Complex walking tasks require enhanced cognitive control to meet sensorimotor integration demands, yet the neurophysiological mechanisms underlying how the post-stroke brain adaptively adjusts to such challenges remain insufficiently understood. The spectral distribution of electroencephalography (EEG) oscillations and the functional network construction method offer a window into real-time neural resource allocation and network reorganization during complex walking.

Methods

One baseline control (steady-state level walking) and two challenging conditions were implemented: an asymmetrical board-walking task requiring dynamic balance control, and a visual-deprivation walking task that increased reliance on proprioceptive and vestibular feedback. Scalp EEG was recorded simultaneously during walking. Fifty-seven post-stroke participants completed all experimental conditions. A three-way repeated-measures ANOVA was applied to examine spectral power changes across tasks, frequency bands, and brain regions.
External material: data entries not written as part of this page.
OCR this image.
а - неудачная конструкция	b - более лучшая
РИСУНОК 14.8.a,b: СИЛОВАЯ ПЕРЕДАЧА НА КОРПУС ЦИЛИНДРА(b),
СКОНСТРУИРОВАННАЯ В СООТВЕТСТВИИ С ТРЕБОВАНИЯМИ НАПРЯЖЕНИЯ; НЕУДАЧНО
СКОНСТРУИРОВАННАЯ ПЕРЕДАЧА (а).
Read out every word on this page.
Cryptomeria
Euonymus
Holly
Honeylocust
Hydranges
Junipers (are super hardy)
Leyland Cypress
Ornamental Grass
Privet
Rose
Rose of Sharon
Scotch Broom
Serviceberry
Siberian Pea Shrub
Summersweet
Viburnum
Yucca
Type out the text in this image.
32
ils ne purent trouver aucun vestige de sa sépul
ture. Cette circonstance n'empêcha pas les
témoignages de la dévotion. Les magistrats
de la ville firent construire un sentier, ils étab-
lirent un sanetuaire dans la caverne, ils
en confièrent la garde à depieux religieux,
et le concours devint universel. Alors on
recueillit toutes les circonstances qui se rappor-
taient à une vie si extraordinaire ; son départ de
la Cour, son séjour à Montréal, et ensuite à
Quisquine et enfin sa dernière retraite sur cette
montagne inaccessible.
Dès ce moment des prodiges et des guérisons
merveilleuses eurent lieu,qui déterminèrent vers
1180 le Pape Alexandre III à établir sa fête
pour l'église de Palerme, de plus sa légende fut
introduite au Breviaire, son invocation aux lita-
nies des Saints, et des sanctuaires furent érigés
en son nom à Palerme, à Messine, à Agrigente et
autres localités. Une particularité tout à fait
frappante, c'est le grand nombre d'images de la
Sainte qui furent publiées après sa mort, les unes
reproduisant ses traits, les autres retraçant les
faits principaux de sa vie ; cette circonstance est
The brain functional connectivity was computed using the weighted phase lag index. Additionally, a two-way repeated-measures ANOVA was conducted to analyze changes in brain network topological properties across different frequency bands and task conditions.

Results

Compared to steady-state walking, both the balance-challenged and visually deprived walking tasks consistently suppressed delta power in temporal regions and theta power across occipital and parietal areas (p < 0.05). Beta power was enhanced in temporal and parietal regions during both tasks (p < 0.05), while occipital alpha power increased specifically during visually deprived walking task (p < 0.05). Gamma-band activity remained unmodulated across conditions. The two challenging walking tasks increased functional connectivity in the alpha, beta, and gamma frequency bands but reduced theta-band connectivity. Graph-theoretical analysis demonstrated that both tasks elicited higher clustering coefficients in the alpha band (p < 0.05). In contrast, only visually deprived walking task led to a significant reduction in the delta-band clustering coefficient (p < 0.05).

Conclusions

In response to locomotor challenges, people with stroke showed a neural reorganization involving suppressed low‑frequency oscillations and enhanced mid‑to‑high‑frequency activity, which may reflect a re‑allocation of neural resources toward cognitive‑motor integration demand.

Trial registration The study protocol was registered on ClinicalTrials.gov (No. NCT06395142).